Resources From Our Team
There’s a seasonal shift happening—one that brings more daylight, backyard dinners, and sticky popsicle fingers. But for many parents, summer doesn’t feel light and breezy. It feels like pressure. The kids are out of school, routines are gone, and parental personal space evaporates. And in that wide, echoing void, a different presence rushes in: the illusion that you should be savoring every second. That illusion doesn’t soothe, it suffocates. It whispers that if you’re not loving every moment, something must be wrong with you.
In our practice, summer often brings a wave of quiet desperation. The kind of desperation where you find yourself fantasizing about a silent cabin in the woods. The kind where you dread making yet another camp lunch, feel overwhelmed by the logistics of pickup times that change weekly, and beat yourself up for not being more grateful for the chaos.
Sound familiar?
Here’s the truth: Loving your children and feeling claustrophobic around them are not contradictions. They are co-existences, which is a part of life’s gray space.

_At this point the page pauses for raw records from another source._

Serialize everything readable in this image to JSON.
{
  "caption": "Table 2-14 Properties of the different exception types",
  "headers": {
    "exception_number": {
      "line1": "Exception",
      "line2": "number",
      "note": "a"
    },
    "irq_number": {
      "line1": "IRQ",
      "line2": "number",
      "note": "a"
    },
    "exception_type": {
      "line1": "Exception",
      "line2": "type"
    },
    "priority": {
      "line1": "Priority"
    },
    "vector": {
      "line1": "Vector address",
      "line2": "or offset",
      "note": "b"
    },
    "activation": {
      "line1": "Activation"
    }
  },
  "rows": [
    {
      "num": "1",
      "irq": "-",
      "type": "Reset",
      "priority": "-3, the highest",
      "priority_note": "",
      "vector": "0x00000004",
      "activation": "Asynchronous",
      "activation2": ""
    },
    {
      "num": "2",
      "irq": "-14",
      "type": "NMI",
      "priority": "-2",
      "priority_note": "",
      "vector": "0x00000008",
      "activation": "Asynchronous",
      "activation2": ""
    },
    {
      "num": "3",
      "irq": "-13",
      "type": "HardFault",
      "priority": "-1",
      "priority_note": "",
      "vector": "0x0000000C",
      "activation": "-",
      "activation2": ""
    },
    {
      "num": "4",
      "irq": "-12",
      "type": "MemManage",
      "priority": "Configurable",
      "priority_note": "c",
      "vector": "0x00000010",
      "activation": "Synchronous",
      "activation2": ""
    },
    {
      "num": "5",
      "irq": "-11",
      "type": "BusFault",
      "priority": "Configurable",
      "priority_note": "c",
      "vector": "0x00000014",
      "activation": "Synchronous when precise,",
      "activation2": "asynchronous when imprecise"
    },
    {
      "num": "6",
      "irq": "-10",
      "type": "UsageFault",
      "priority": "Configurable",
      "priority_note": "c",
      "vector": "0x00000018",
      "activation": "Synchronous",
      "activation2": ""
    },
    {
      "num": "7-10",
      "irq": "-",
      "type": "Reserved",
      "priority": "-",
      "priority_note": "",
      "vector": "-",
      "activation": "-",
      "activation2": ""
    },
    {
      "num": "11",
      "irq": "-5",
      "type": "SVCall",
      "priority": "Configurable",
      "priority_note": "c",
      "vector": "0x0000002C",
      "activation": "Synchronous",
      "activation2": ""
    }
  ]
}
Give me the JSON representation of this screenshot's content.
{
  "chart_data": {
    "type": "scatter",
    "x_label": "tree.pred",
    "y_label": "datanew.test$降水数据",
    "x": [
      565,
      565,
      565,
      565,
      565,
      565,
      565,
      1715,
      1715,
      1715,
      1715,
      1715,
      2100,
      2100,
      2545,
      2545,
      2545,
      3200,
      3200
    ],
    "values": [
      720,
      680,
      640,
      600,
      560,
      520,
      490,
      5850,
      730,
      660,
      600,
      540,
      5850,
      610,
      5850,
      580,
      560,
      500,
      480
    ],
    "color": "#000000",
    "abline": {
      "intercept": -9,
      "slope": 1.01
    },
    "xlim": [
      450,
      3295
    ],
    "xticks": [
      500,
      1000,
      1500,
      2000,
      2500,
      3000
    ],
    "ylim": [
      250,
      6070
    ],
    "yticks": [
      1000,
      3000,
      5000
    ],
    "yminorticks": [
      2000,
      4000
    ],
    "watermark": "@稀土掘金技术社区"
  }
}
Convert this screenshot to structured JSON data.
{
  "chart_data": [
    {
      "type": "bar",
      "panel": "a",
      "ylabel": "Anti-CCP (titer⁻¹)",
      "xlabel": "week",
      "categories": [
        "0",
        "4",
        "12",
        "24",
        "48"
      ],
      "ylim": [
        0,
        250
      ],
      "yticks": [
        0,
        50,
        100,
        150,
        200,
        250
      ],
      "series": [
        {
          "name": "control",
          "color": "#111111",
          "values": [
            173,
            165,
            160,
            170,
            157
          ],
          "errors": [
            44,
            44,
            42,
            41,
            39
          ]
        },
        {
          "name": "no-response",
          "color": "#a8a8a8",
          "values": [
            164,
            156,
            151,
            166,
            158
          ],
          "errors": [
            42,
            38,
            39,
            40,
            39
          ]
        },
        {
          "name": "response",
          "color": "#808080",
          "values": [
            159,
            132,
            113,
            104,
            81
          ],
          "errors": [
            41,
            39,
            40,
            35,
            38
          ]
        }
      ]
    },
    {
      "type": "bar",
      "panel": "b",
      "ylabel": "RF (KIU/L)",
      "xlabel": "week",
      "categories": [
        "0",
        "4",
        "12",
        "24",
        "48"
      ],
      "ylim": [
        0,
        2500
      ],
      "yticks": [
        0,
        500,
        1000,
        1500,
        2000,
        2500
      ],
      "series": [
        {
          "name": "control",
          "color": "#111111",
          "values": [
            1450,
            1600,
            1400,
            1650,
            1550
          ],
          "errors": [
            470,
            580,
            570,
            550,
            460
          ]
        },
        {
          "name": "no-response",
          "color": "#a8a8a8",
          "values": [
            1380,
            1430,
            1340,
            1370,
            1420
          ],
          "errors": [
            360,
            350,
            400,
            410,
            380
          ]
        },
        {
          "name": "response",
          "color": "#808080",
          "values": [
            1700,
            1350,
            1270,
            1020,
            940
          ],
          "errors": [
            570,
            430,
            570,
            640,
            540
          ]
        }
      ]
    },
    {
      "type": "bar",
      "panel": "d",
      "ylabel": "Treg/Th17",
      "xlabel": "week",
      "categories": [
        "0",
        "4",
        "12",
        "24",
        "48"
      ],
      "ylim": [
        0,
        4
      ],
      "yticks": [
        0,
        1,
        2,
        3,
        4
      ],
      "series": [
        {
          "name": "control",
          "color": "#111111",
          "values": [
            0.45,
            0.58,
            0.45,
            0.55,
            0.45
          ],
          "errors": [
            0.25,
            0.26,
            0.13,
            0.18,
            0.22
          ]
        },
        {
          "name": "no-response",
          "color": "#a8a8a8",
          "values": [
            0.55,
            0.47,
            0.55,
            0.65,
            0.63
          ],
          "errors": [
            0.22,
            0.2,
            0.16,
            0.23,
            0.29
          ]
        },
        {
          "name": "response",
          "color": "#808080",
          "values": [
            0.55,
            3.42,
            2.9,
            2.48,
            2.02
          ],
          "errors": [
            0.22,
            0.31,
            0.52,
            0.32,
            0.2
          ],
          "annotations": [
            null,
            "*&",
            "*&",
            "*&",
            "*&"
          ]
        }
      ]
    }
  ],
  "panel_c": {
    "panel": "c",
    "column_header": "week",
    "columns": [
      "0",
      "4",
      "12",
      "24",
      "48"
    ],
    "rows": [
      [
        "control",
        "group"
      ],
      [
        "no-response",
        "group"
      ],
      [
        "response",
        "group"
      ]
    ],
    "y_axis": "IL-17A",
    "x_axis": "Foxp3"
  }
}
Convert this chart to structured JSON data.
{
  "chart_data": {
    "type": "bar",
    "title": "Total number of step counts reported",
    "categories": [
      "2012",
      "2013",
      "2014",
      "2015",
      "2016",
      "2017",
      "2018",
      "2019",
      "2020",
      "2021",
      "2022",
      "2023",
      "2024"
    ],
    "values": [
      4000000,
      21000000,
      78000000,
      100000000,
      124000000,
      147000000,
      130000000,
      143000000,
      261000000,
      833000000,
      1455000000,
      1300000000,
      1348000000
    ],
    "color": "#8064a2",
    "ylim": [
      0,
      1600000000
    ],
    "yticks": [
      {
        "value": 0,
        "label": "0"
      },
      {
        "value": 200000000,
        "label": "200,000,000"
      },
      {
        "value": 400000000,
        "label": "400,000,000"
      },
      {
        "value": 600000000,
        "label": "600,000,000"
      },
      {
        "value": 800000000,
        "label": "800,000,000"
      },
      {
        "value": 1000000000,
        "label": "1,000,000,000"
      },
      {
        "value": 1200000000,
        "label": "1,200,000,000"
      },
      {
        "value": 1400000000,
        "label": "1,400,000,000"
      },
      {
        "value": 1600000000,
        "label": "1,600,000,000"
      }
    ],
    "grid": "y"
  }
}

In the human experience, it’s tempting to reduce life into binaries: good or bad, right or wrong, love or hate. These cognitive shortcuts, which you might call dichotomous thinking or black-and-white thinking, can appear to provide clarity. But they actually distort our reality and strain our relationships.
We love our partners yet feel deep frustration over their quirks or behaviors. We eagerly anticipate hosting the holidays but quietly dread the emotional labor involved. We adore our children, yet still feel bored, overwhelmed, exhausted, or even resentful of them.
This does not mean we’re broken. It means we’re human.